Estava aqui pensando sobre coisas bobas que poderíamos fazer que fariam uma diferença enorme no meio-ambiente. Você não precisa ser adepto(a) de uma filosofia de vida ecologicamente correta radical para fazer uma diferença.

É claro, eu opto sempre que possível por comprar itens que não tenham embalagem, levando meus próprios saquinhos e potes, mas penso também no caso em que a embalagem é indispensável. Às vezes uma escolha inteligente é mais eficiente do que um passo radical.

Bom, pode parecer um pouco vago tudo isso, mas vou deixar então uma lista bem genérica de 10 atitudes de fácil aplicabilidade e que fazem toda a diferença! 😀

  1. Se você é adepto de tomar refrigerante, chás industrializados, etc., – eu não recomendo, mas… – opte por comprar aqueles que vêm embalados em latinhas de alumínio ou vidro, pois a reciclabilidade desses produtos é basicamente infinita. Já aqueles que vêm em embalagens plásticas são mais complicados. Plástico é um veneno e sua reciclabilidade é finita. Claro, certifique-se de que sua embalagem depois será reutilizada ou reciclada!

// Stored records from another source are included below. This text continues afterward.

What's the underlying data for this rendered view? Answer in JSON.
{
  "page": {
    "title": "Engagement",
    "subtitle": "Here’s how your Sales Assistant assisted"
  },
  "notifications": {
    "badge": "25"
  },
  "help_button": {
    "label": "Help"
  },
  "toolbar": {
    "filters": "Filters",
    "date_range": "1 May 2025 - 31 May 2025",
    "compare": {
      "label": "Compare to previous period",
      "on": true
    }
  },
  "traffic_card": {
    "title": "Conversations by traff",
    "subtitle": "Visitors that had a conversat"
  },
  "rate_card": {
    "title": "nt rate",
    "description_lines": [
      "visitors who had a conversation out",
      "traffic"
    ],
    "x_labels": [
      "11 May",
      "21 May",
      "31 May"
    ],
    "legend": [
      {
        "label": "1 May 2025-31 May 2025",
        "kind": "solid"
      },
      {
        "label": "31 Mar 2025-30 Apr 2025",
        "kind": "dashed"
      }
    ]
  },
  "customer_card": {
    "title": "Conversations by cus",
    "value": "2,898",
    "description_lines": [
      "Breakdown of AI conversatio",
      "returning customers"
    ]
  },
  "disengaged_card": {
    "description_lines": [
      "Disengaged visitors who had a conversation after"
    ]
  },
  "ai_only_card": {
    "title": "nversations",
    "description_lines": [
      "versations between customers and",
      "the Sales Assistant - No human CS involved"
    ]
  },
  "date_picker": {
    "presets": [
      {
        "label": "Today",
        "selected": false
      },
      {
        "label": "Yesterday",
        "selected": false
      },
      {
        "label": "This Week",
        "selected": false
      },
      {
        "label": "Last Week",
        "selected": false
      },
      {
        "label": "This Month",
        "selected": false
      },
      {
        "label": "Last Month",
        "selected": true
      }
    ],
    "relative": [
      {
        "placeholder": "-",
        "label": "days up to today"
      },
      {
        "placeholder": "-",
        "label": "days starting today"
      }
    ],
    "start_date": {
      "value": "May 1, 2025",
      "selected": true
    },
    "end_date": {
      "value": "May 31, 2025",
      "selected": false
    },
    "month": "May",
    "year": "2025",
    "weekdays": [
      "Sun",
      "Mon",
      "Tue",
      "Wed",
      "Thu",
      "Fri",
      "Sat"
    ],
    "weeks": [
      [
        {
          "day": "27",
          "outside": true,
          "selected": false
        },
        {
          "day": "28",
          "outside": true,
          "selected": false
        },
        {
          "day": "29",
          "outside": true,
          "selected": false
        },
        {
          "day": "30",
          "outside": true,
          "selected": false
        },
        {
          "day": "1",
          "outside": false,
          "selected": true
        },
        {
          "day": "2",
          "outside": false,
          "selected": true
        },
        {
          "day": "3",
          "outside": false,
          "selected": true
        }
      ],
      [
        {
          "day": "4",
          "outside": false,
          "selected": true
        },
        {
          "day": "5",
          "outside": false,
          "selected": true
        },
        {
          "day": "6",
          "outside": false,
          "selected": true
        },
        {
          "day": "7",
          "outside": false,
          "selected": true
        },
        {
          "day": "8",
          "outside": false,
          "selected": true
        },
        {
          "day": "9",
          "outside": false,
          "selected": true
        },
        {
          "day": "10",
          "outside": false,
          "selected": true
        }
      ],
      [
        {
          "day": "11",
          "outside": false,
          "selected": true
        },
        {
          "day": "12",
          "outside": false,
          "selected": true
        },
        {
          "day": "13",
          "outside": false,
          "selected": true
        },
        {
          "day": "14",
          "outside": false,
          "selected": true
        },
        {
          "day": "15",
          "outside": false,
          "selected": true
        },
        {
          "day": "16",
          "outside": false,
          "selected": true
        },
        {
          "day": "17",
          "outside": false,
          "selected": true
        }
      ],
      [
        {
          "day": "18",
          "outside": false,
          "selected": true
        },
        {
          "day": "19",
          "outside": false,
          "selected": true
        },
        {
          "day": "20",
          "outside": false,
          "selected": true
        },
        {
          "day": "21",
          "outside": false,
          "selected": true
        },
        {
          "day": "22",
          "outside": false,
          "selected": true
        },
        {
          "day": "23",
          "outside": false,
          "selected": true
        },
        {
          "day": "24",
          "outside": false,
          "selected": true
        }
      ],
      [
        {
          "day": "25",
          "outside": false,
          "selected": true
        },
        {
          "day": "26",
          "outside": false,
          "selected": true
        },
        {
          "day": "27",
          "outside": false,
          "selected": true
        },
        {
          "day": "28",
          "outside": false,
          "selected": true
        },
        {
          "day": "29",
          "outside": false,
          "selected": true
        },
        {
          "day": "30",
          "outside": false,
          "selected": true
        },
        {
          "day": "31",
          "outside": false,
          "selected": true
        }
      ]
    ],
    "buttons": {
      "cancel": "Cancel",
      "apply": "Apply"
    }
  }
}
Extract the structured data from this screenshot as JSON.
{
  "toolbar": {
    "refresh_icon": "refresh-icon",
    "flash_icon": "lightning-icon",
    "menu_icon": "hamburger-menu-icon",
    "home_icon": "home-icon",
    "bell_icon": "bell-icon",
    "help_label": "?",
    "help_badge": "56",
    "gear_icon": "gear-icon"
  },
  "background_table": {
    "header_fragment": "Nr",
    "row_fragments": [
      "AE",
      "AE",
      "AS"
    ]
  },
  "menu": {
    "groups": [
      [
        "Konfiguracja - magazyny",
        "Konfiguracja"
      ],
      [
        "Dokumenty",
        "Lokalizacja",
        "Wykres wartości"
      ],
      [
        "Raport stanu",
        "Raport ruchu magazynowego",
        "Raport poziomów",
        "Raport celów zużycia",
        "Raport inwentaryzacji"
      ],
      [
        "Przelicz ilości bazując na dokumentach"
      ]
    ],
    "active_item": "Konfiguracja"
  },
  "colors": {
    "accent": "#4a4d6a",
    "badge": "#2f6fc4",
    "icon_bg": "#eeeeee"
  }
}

  2. Ande sempre, sempre com uma sacolinha retornável! Menos sacolinhas plásticas, mais respiro pro meio-ambiente. Thanks!

  3. Recuse canudos de plástico. Se você tem nojo de colocar sua boca na latinha, peça educadamente para a pessoa que te atender lavar a latinha e não trazer o canudo do mal.

  4. É possível pedir suco ou qualquer outra bebida em copos de vidro ou cerâmica mesmo em locais que normalmente oferecem em descartáveis. Peça sempre que possível!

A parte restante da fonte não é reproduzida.